And there’s nothing sadder than someone who was at the top and now they’re like 35, 40, and they’re trying to reclaim those days. You’ve got to finish on top. 

Yeah, it’s sad. The thing is, that’s what’s wrong with people nowadays. They get to a certain point and then they don’t know anything else—they don’t know how to adapt to the world. What’s good about Jay-Z and Dr. Dre is that they adapted so quickly, and now look at the big business they do. They don’t need the praise anymore; they don’t need no one anymore. They go into the corner of the world and build a house, have their kids, and money just comes in. Most people still want to be in front of the camera, but that’s a young man’s game. Obviously, when you’re this age, it’s still dumb—it’s still ridiculous. Instagram and shit like that is so ridiculous! To be compared and put next to certain people is such a disrespect but it’s just how the internet is. As soon as I’ve proved that I’m not part of these stupid people, and then move away, that’s when I’m OG. That’s when I’m successful: when I’m not on this Instagram, living on a boat, sailing the world, travelling and doing whatever I want.
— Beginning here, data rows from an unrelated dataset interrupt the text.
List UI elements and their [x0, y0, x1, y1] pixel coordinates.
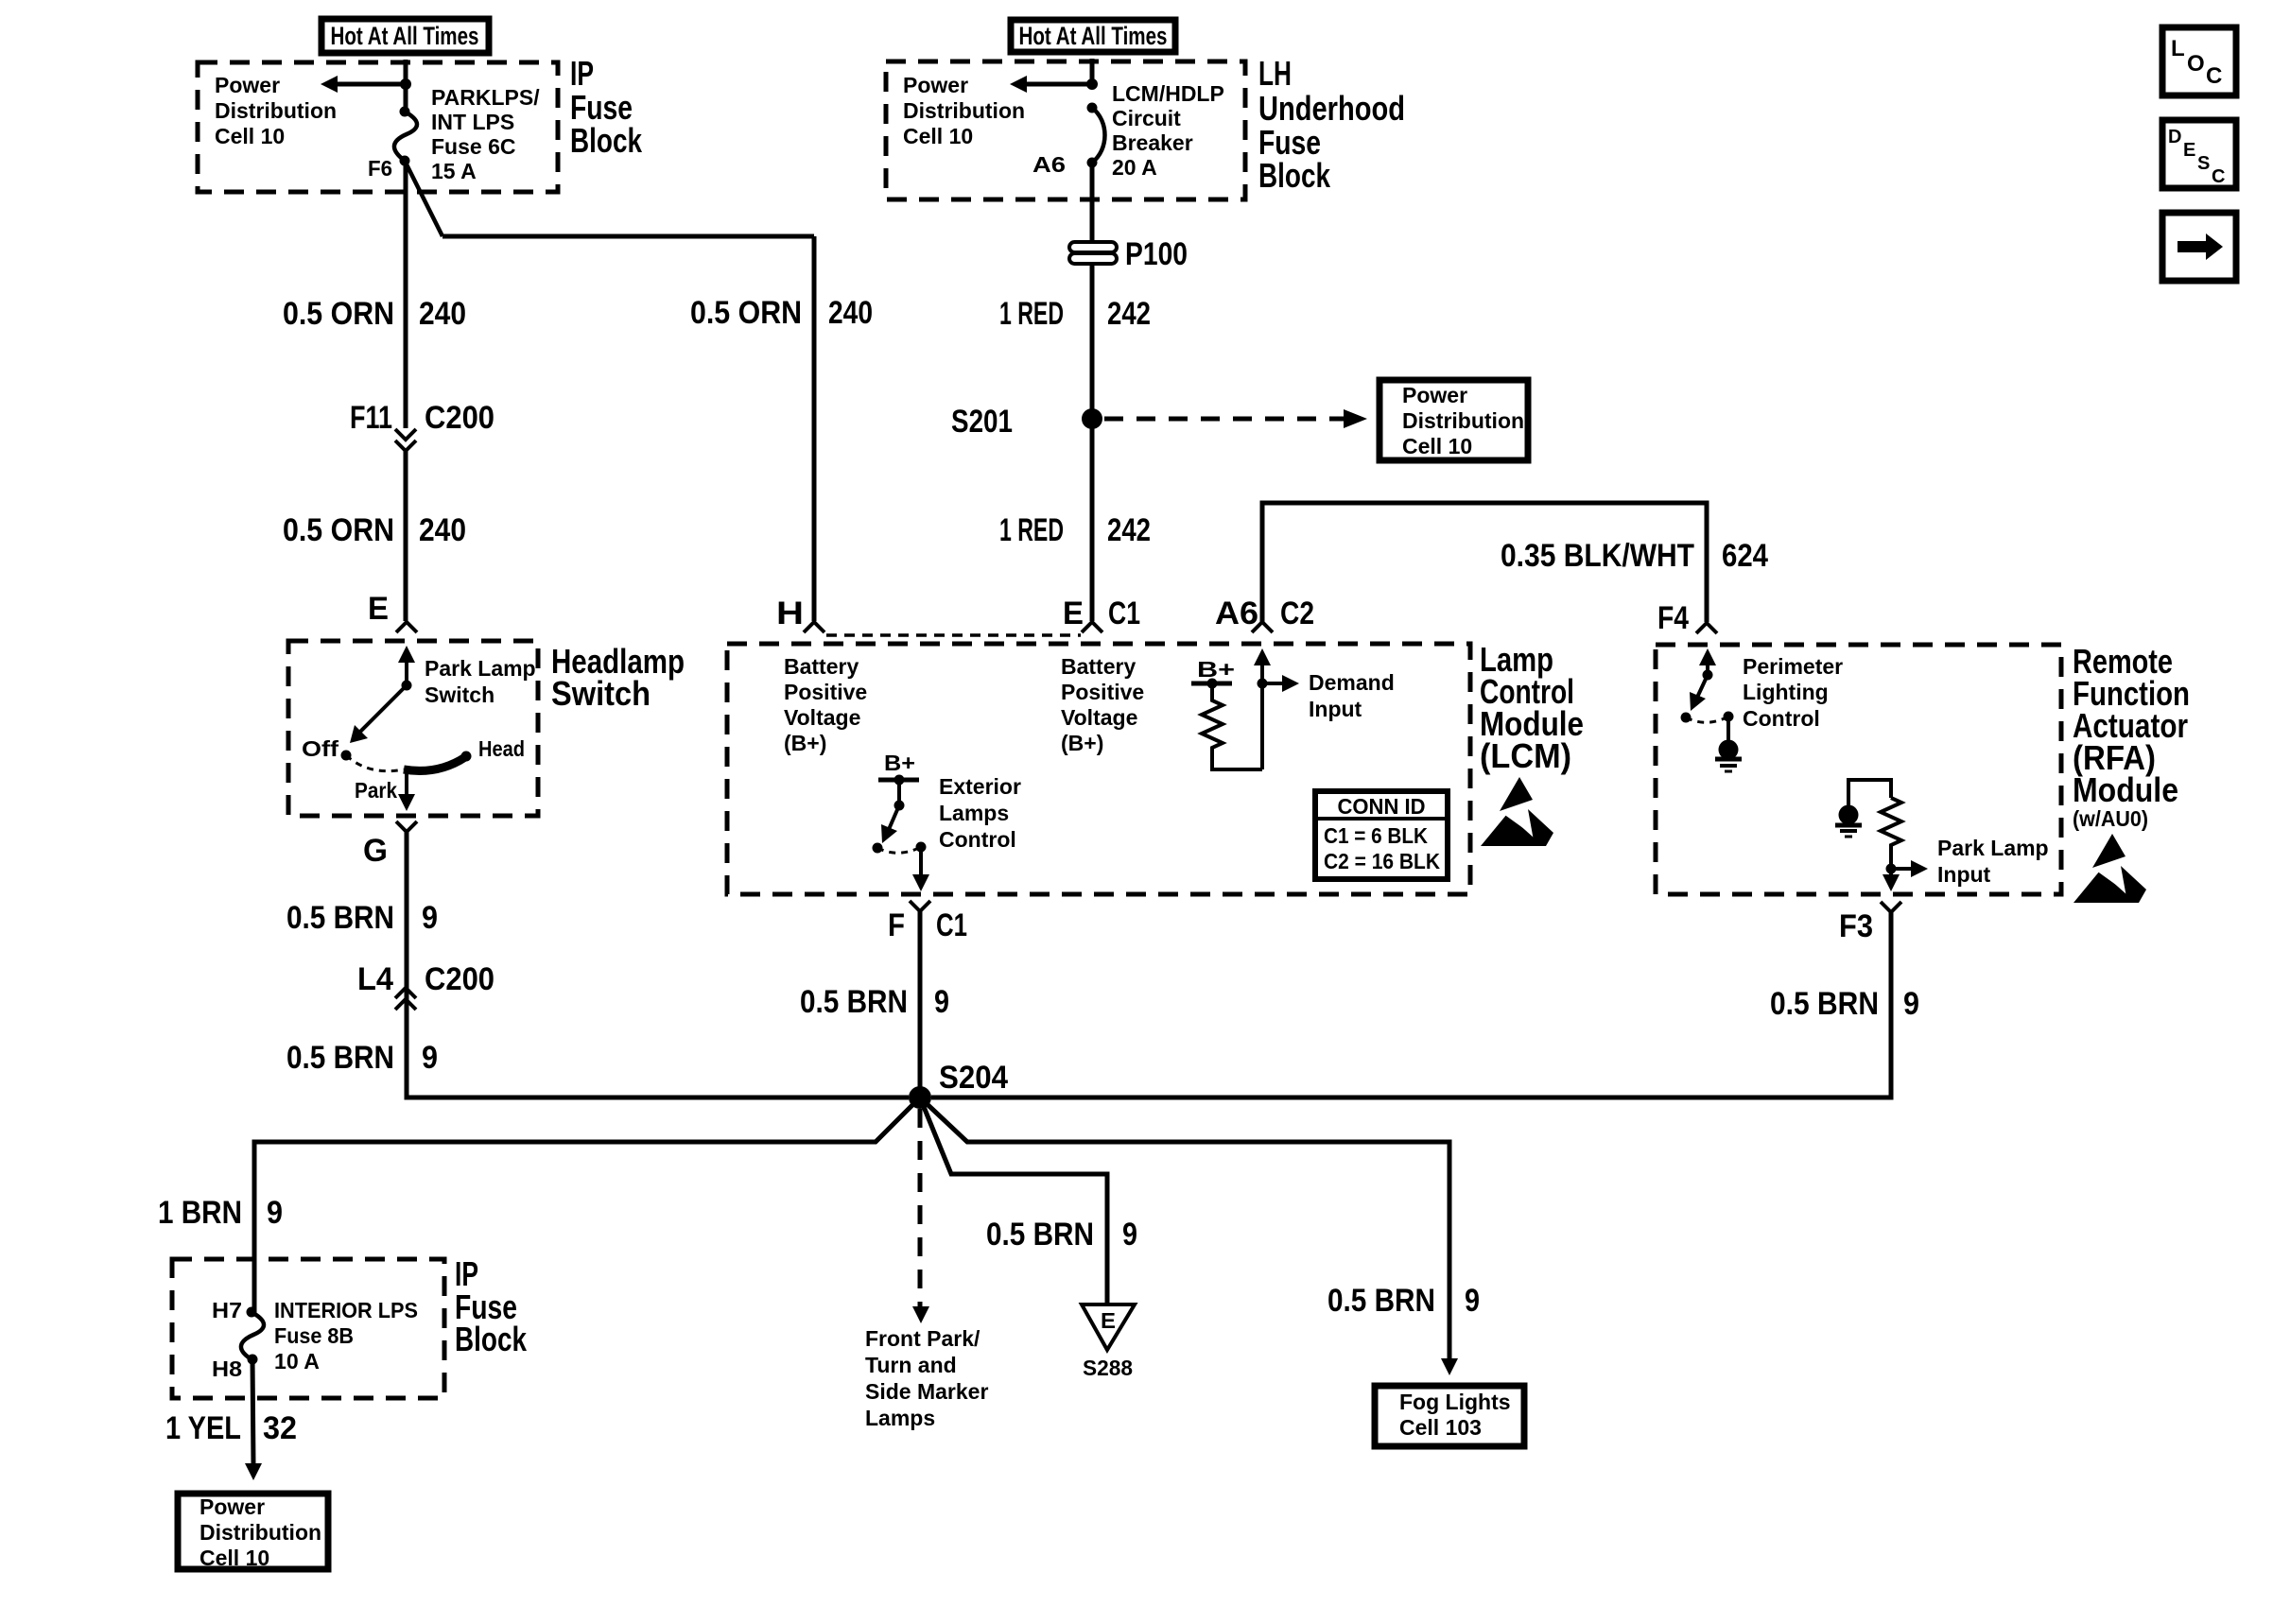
svg-text:9: 9: [1465, 1283, 1480, 1319]
wire: horizontal to second ORN drop: [442, 234, 814, 239]
button DESC: [2162, 120, 2236, 188]
svg-text:F6: F6: [368, 156, 392, 181]
connector G: [396, 821, 417, 832]
connector F3 below RFA: [1881, 902, 1901, 912]
svg-text:Park: Park: [355, 778, 397, 803]
wire: Park contact down with arrow: [405, 766, 408, 797]
arrow: Demand Input: [1262, 682, 1284, 685]
IP fuse block (top left) dashed box: [198, 62, 558, 192]
wire: exterior lamps control down with arrow: [919, 847, 923, 877]
svg-text:242: 242: [1107, 512, 1151, 548]
node: demand junction: [1258, 679, 1268, 689]
svg-text:9: 9: [422, 1040, 438, 1076]
svg-text:9: 9: [1122, 1217, 1137, 1253]
RFA perimeter lighting switch: arrow up to F4: [1706, 662, 1709, 675]
connector F C1 below LCM: [910, 901, 930, 911]
wire: S201 to LCM E/C1: [1090, 419, 1095, 621]
ESD symbol (LCM): [1481, 777, 1553, 846]
svg-text:0.35 BLK/WHT: 0.35 BLK/WHT: [1501, 538, 1694, 574]
wire: F6 diagonal branch: [405, 161, 442, 236]
svg-text:240: 240: [828, 295, 873, 331]
ground triangle S288: [1082, 1304, 1135, 1350]
svg-text:E: E: [1063, 596, 1084, 631]
wire: dashed internal link H to E: [826, 633, 1081, 637]
Hot At All Times box 2: [1011, 20, 1175, 52]
svg-text:624: 624: [1722, 538, 1768, 574]
remote function actuator RFA module dashed box: [1656, 645, 2061, 894]
wire: S204 right branch to fog lights: [920, 1097, 1449, 1358]
svg-text:9: 9: [1903, 986, 1919, 1022]
svg-text:240: 240: [419, 512, 466, 548]
svg-text:F: F: [888, 907, 905, 943]
node: junction dot IP feed: [400, 78, 411, 90]
ground (park lamp input): [1839, 805, 1859, 825]
svg-text:E: E: [368, 591, 389, 627]
svg-text:0.5 BRN: 0.5 BRN: [1327, 1283, 1435, 1319]
svg-text:Head: Head: [478, 736, 525, 761]
node: switch pivot: [402, 681, 412, 691]
svg-text:A6: A6: [1215, 596, 1258, 631]
lamp control module LCM dashed box: [727, 644, 1470, 894]
svg-text:S: S: [2197, 153, 2210, 174]
svg-text:C200: C200: [425, 400, 495, 436]
svg-text:C2 = 16 BLK: C2 = 16 BLK: [1324, 849, 1440, 873]
switch: exterior lamps control: [897, 780, 901, 805]
svg-text:0.5 BRN: 0.5 BRN: [800, 984, 908, 1020]
B+ bar (demand): [1191, 682, 1232, 686]
svg-text:H8: H8: [212, 1356, 242, 1381]
connector F4 at RFA: [1696, 623, 1717, 633]
svg-text:D: D: [2168, 127, 2181, 147]
LH underhood fuse block dashed box: [886, 61, 1245, 199]
wire: S204 branch to S288: [920, 1097, 1107, 1304]
svg-text:9: 9: [267, 1195, 283, 1231]
svg-text:IP: IP: [570, 54, 594, 93]
svg-text:INTERIOR LPS: INTERIOR LPS: [274, 1298, 418, 1322]
svg-text:0.5 BRN: 0.5 BRN: [286, 900, 394, 936]
svg-text:Hot At All Times: Hot At All Times: [1019, 22, 1168, 50]
RFA park lamp input bridge: [1848, 780, 1891, 805]
wire: hot feed into LH underhood fuse block: [1090, 59, 1095, 87]
Hot At All Times box 1: [321, 19, 489, 53]
wire: 0.5 ORN 240 drop to LCM H: [812, 236, 817, 621]
connector H at LCM: [804, 622, 824, 632]
resistor (park lamp input): [1881, 798, 1901, 869]
fuse INTERIOR LPS 8B (H7/H8): [247, 1307, 257, 1318]
ground (perimeter lighting): [1726, 717, 1730, 740]
headlamp switch dashed box: [288, 641, 538, 816]
svg-text:E: E: [2183, 140, 2195, 161]
wire: H8 down with arrow to power distribution: [252, 1359, 253, 1464]
wire: dashed arrow S201 to power distribution: [1104, 417, 1346, 422]
svg-text:Hot At All Times: Hot At All Times: [331, 22, 479, 50]
svg-text:32: 32: [263, 1410, 297, 1446]
svg-text:242: 242: [1107, 296, 1151, 332]
svg-text:0.5 ORN: 0.5 ORN: [283, 296, 394, 332]
connector E C1 at LCM: [1082, 622, 1102, 632]
wire: breaker to P100: [1090, 163, 1095, 242]
node: Head contact: [461, 752, 472, 762]
svg-text:E: E: [1101, 1308, 1116, 1333]
svg-text:O: O: [2187, 51, 2205, 77]
svg-text:C1: C1: [1108, 596, 1140, 631]
svg-text:Block: Block: [1258, 156, 1331, 195]
svg-text:0.5 BRN: 0.5 BRN: [286, 1040, 394, 1076]
svg-text:Block: Block: [455, 1320, 528, 1358]
svg-text:F11: F11: [350, 400, 392, 436]
svg-text:B+: B+: [1197, 657, 1235, 682]
ESD symbol (RFA): [2073, 834, 2146, 903]
dashed arc Off to Park: [346, 755, 404, 771]
wire: F6 down to F11: [404, 161, 408, 428]
wire: A6 C2 demand link: [1262, 503, 1707, 622]
svg-text:C2: C2: [1280, 596, 1314, 631]
svg-text:(LCM): (LCM): [1480, 736, 1571, 775]
svg-text:Off: Off: [302, 736, 338, 761]
svg-text:CONN ID: CONN ID: [1338, 794, 1426, 819]
svg-text:0.5 BRN: 0.5 BRN: [1770, 986, 1879, 1022]
svg-text:S201: S201: [951, 404, 1013, 440]
svg-text:L: L: [2171, 36, 2185, 61]
wire: S204 left branch to IP fuse (bottom): [254, 1097, 920, 1312]
svg-text:1 BRN: 1 BRN: [158, 1195, 242, 1231]
svg-text:LH: LH: [1258, 54, 1292, 93]
svg-text:Switch: Switch: [551, 674, 651, 713]
svg-text:C1: C1: [936, 907, 967, 943]
svg-text:G: G: [363, 833, 388, 869]
fuse F6 PARKLPS/INT LPS 15A: [404, 84, 408, 112]
svg-text:C: C: [2206, 63, 2222, 89]
IP fuse block (bottom left) dashed box: [172, 1259, 444, 1398]
svg-text:A6: A6: [1032, 152, 1066, 177]
svg-text:0.5 ORN: 0.5 ORN: [283, 512, 394, 548]
svg-text:C1 = 6 BLK: C1 = 6 BLK: [1324, 823, 1428, 848]
svg-text:0.5 BRN: 0.5 BRN: [986, 1217, 1094, 1253]
node: junction dot LH feed: [1086, 78, 1098, 90]
svg-text:S288: S288: [1083, 1356, 1133, 1380]
svg-text:1 RED: 1 RED: [999, 296, 1064, 332]
wire: P100 to S201: [1090, 264, 1095, 419]
svg-text:1 RED: 1 RED: [999, 512, 1064, 548]
svg-text:10 A: 10 A: [274, 1349, 320, 1373]
wire: park lamp input down with arrow: [1889, 869, 1893, 877]
svg-text:C200: C200: [425, 961, 495, 997]
svg-text:ExteriorLampsControl: ExteriorLampsControl: [939, 774, 1021, 852]
demand input: arrow up to C2: [1260, 662, 1264, 769]
wire: hot feed into IP fuse block: [404, 60, 408, 87]
arrow: Park Lamp Input: [1891, 867, 1913, 871]
splice S201: [1082, 408, 1102, 429]
button arrow: [2162, 213, 2236, 281]
wire: arrow to Power Distribution (LH block): [1026, 82, 1092, 87]
wire: F3 down to S204 line: [931, 912, 1891, 1097]
connector E at headlamp switch: [396, 622, 417, 632]
svg-text:B+: B+: [884, 751, 915, 775]
svg-text:0.5 ORN: 0.5 ORN: [690, 295, 802, 331]
wire: F C1 to S204: [918, 911, 923, 1097]
wire: G down to corner and to S204: [407, 832, 909, 1097]
svg-text:9: 9: [934, 984, 949, 1020]
splice S204: [909, 1086, 931, 1109]
svg-text:(w/AU0): (w/AU0): [2073, 806, 2148, 831]
svg-text:F3: F3: [1839, 908, 1873, 944]
svg-text:P100: P100: [1125, 236, 1188, 272]
svg-text:1 YEL: 1 YEL: [165, 1410, 241, 1446]
wire: dashed S204 to front park lamps: [918, 1109, 923, 1309]
headlamp switch: arrow up to E: [405, 656, 408, 685]
connector P100 grommet: [1069, 242, 1117, 252]
connector F11 C200: [395, 429, 416, 440]
box: Power Distribution Cell 10 (bottom): [178, 1494, 328, 1569]
svg-text:Fuse 8B: Fuse 8B: [274, 1323, 354, 1348]
svg-text:Underhood: Underhood: [1258, 89, 1405, 128]
box: Fog Lights Cell 103: [1375, 1386, 1524, 1446]
svg-text:240: 240: [419, 296, 466, 332]
connector A6 C2 at LCM: [1252, 622, 1273, 632]
switch wiper arm to Off: [357, 685, 407, 734]
svg-text:Block: Block: [570, 121, 643, 160]
node: park lamp input junction: [1886, 864, 1897, 874]
connector L4 C200: [395, 988, 416, 998]
circuit breaker LCM/HDLP 20A: [1087, 103, 1098, 113]
svg-text:S204: S204: [939, 1060, 1008, 1096]
button LOC: [2162, 27, 2236, 95]
svg-text:L4: L4: [357, 961, 393, 997]
box: Power Distribution Cell 10 (S201 target): [1379, 380, 1528, 460]
svg-text:H: H: [776, 596, 804, 631]
CONN ID table: [1315, 791, 1448, 879]
svg-text:H7: H7: [212, 1298, 242, 1322]
thick arc Park to Head: [404, 757, 465, 770]
wire: arrow to Power Distribution (left): [337, 82, 406, 87]
svg-text:Module: Module: [2073, 770, 2178, 809]
resistor (demand pullup): [1202, 683, 1262, 769]
svg-text:C: C: [2212, 166, 2225, 187]
node: Off contact: [341, 751, 352, 761]
wire: C200 to headlamp switch E: [404, 451, 408, 621]
svg-text:9: 9: [422, 900, 438, 936]
svg-text:F4: F4: [1657, 600, 1689, 636]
Honestly, I would give anything for thatthat sounds perfect [laughs]. But I bet it’s hard for people to quit that. 

They just constantly want the the praise. It’s not about that though, man. Life is not about that, especially knowing that it’s not about that. Have you heard of an artist called Spooky Black?

Yeah.

I think he’s the best artist in the world, but he doesn’t have things. He has Instagram, but he don’t care. He doesn’t even have an email address. When I got his number, I had to get his email address, and he lives in the woods! Have you heard of Bon Iver? 

Yeah.

He lives in the fucking woods, but he don’t give a fuck! These men are the biggest legends.

I’m so envious of that.

You see what fame does to other people, the greats, the legends that just didn’t break? They were always in front of the camera, but you have to separate yourself from that, like bye! Look at Jay-Z: he’s gone. That’s it! Fuck that shit.